L’intérêt de ces astres KBO c’est qu’ils se sont formés très loin du Soleil donc qu’ils ont été peu modifiés par les radiations (en particulier la chaleur) qui en émanent. Dans cet esprit ce sont surtout les plus petits qui sont évidemment les moins modifiés, qui peuvent donner le meilleur témoignage du matériel de la nébuleuse protoplanétaire, à partir duquel se sont constitués les astres les plus massifs, les planètes et le Soleil.
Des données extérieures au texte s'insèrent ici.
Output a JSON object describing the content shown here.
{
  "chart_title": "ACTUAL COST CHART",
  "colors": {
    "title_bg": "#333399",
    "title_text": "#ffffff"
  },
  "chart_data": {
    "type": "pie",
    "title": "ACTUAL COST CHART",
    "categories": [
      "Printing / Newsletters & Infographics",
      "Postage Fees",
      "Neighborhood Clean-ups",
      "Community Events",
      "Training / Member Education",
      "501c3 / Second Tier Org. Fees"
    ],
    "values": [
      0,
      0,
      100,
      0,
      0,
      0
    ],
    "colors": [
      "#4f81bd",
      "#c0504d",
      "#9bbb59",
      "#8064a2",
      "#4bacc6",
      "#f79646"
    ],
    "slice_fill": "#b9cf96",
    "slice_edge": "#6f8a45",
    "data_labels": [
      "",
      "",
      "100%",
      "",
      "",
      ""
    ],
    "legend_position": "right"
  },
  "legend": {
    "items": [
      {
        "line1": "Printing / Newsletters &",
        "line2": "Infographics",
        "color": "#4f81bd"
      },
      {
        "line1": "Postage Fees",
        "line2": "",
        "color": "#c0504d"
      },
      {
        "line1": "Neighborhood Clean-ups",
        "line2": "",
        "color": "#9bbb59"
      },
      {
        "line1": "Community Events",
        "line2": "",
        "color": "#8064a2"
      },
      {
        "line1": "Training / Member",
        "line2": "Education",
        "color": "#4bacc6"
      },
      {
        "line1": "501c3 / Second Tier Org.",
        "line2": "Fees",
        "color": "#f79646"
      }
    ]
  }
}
Encore plus loin que la Ceinture de Kuiper, les Nuages de Oort, ne sont pour l’instant qu’une hypothèse (car on n’a rien pu observer en direct de cette région) toutefois solide car confortée par quelques expériences de comètes. Le premier à avoir envisagé ces « nuages » est l’astronome estonien Ernst Öpik, en 1932, puis l’idée a été reprise par le Hollandais, Jan Oort en 1950. Ils seraient aussi composés d’astres glacés mais ces astres auraient été très peu influencés par ce qui se passe « en-dessous » d’eux ; l’un, le nuage « extérieur » encore moins que l’autre, le nuage « intérieur » qui a dû recevoir quelques « projections » à l’époque de l’intrusion de Neptune dans la Ceinture de Kuiper. Ils font indubitablement parti du système solaire mais ne lui appartiennent que par l’effet d’une force de gravitation très éloignée donc très faible. Cette force est tellement faible que de nombreux éléments de ces nuages n’ont pu être entrainés par leur vitesse à descendre dans le disque de l’écliptique. Ils restent en quelques sortes « en suspension » (mais de ce fait à la merci d’une déstabilisation quelconque, même faible, y compris du passage d’une étoile voisine*). Physiquement ils sont composés de « tout ce qui reste » de matière ou d’éléments volatiles au-delà de la Ceinture de Kuiper et qui n’a pas été emporté/arraché par la force de gravité des étoiles voisines (mais dans cette zone le système solaire peut aussi saisir quelques opportunités pour s’enrichir du « matériel » enveloppant les autres étoiles !). De temps en temps une comète à longue période arrive jusque dans notre voisinage et nous en déduisons, en fonction aussi de sa vitesse, qu’elle vient de cette région très lointaine. On en déduit aussi que certains d’entre eux doivent être assez massifs (sans atteindre la taille de planétoïdes).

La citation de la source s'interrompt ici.